Substantiation required
The IRS will want to see that you’re taking the appropriate deduction based on the fair market value (FMV) with a receipt from the charity that received the gift.  The threshold for required substantiation is $250 for cash gifts. Similar requirements exist for non-cash gifts over $500; however, large non-cash gifts require more substantiation to verify their value. A qualified appraisal may be required for non-cash gifts more than $5,000, such as high-value artwork or real estate.

 You must have the required substantiation by the earlier of the date you file your tax return or the   due date of the return, including extensions.

Keep all receipts for gifts given during the calendar year. If the gift is over $5,000, acknowledgment and a qualified appraisal is required to verify the value of the gift. Form 8283 must be filled out by the charitable organization and appraiser if over $5,000.

Alternate options for giving beyond direct gifts

For those looking to go beyond the standard financial donation to an organization, there are a few alternate options. Each of these methods is impacted by the tax considerations previously discussed.

The most common type of trust you can create for charitable giving is a charitable remainder trust (CRT), which is an irrevocable trust for the benefit of the charity and the individual. This means it’s a split interest gift. 

Let’s say you give $1 million to a CRT. In the first year the gift is donated, you will receive a tax deduction for the fair market value of the trust remainder interest. Every year of the CRT’s term, as the gifter you’ll receive a payment, which may be a set amount or a percentage of the trust value, depending on the type of CRT. At the end of the term, the charity takes the money that is left. 

Alternatively, a charitable lead trust (CLT), while still a split-interest gift, provides the reverse experience, providing an income stream to the charity through yearly returns and an individual beneficiary at the end of the term.

Donor Advised Fund (DAF).
Less complex and more common than a trust, a DAF is a giving account established at a public charity that allows donors to recommend grants over time. The donor decides the timing of the donation, the charity that benefits from the donation and the size of the donation made from the fund. The donor also claims the tax deductions upon funding the DAF. 

One way to think about DAFs is as if you are creating your own public charity that allows for higher tax deduction limitations and the ability to defer the actual gift giving to a later year to align with your gifting strategies and commitments.

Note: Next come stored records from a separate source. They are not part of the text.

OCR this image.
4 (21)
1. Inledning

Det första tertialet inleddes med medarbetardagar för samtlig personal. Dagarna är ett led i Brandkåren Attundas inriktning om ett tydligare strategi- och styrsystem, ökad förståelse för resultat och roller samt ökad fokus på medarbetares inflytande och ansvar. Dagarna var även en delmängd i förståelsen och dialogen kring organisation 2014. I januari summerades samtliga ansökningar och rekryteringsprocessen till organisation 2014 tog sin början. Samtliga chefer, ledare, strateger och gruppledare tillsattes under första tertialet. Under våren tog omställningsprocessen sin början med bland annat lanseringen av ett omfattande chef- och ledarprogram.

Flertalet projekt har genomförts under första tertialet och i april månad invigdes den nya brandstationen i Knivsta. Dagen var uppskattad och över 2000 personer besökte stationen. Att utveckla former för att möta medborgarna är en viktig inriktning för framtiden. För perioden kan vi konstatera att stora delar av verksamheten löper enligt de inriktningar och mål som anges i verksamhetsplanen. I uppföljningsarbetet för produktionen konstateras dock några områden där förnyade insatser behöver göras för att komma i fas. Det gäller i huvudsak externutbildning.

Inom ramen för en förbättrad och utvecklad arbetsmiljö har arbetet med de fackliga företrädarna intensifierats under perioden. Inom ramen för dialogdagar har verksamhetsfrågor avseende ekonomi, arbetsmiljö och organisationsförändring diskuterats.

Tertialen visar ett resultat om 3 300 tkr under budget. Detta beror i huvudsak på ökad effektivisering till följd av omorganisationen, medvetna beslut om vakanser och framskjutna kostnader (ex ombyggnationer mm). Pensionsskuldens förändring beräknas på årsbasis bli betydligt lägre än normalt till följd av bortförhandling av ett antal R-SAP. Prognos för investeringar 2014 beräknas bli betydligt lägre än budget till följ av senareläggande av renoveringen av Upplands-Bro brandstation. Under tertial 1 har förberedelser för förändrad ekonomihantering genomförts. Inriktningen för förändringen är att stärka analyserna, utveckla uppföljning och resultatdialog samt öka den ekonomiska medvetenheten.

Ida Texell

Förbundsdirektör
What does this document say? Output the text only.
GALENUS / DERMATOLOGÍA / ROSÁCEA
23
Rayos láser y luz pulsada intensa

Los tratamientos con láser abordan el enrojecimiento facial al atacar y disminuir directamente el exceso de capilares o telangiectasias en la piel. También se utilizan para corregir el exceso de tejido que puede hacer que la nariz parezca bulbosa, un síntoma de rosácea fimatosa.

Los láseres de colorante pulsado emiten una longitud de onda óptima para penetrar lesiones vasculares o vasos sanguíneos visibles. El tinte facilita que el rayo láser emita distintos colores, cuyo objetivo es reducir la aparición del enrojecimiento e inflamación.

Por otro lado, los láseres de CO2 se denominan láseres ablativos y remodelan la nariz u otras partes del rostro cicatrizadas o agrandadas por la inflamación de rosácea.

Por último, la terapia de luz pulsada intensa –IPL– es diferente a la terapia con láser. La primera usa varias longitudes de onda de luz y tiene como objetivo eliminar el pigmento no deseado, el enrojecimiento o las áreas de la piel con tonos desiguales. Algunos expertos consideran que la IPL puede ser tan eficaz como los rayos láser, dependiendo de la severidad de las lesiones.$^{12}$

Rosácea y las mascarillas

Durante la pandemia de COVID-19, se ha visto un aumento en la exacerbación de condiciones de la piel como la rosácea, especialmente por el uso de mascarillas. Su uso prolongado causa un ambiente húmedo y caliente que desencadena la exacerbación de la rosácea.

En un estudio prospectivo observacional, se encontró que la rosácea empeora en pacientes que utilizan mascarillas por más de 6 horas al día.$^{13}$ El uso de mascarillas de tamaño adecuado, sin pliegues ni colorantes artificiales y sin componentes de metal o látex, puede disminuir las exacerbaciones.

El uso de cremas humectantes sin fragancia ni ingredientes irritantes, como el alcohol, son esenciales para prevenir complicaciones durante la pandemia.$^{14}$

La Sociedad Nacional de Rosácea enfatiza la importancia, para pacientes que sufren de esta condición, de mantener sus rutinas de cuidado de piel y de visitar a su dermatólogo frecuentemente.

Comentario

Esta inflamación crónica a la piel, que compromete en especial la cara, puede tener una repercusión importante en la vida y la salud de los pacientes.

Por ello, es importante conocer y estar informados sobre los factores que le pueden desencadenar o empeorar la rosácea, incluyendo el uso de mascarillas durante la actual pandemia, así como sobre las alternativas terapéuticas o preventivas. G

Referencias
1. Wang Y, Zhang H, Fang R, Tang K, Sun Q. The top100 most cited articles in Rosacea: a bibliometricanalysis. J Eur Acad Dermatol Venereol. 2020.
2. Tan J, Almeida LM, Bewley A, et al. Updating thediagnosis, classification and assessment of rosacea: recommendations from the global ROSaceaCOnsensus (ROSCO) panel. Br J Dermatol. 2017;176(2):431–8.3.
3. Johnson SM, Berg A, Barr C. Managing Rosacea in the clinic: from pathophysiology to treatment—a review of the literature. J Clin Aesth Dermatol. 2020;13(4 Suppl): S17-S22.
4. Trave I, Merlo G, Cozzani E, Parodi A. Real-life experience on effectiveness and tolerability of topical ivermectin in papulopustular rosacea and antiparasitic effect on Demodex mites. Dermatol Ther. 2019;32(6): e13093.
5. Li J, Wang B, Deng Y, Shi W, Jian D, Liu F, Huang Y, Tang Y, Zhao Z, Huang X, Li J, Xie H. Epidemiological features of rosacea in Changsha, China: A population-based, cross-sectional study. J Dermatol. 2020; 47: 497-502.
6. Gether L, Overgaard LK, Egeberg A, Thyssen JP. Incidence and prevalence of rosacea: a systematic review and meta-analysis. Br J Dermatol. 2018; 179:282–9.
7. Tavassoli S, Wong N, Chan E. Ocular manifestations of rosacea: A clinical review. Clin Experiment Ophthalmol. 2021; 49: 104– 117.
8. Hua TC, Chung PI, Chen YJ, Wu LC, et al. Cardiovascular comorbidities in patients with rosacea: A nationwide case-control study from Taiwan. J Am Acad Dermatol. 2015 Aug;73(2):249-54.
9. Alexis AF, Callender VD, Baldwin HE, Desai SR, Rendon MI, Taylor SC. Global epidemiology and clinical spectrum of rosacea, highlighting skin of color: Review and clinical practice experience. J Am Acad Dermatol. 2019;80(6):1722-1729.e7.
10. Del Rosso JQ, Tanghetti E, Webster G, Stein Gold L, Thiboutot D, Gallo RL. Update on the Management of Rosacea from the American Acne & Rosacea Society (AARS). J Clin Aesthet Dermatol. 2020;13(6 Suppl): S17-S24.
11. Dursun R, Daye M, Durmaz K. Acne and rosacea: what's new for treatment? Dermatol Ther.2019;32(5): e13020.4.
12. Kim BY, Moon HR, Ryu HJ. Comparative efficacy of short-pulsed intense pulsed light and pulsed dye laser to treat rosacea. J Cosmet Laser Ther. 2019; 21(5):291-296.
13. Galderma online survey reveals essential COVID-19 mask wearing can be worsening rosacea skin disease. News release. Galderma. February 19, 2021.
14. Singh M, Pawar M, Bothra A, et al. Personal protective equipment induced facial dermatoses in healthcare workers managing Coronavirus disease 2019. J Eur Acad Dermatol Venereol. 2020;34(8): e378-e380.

DAFs may function like private foundations, without the 5% annual distribution rule, as multiple family generations can work together for grant making. 

IRA Qualified Charitable Distributions (QCD).
An option only for donors over 70.5 years old, QCDs allow individuals to give up to $100,000 annually to charitable organizations directly from their IRA. The benefit: while the donor can’t claim a charitable deduction for the gift, QCDs will never count towards the donor’s taxable income.

While the amount and type of donation is a personal decision for families, charitable giving is a part of American culture and many family legacies. Understand the tax benefits and considerations before making donations, whether by means of cash, assets or even when donating your time. The impact on your community and family can be life changing.  





1 Philanthropy Network Greater Philadelphia “Giving USA 2021: In a year of unprecedented events and challenges, charitable giving reached a record $471.44 billion in 2020,” June 15, 2021.

2 Association of Fundraising Professionals (AFP) “Charitable Giving in 2021 Increased 2.7% over Unprecedented 2020 Levels,” April 7, 2022.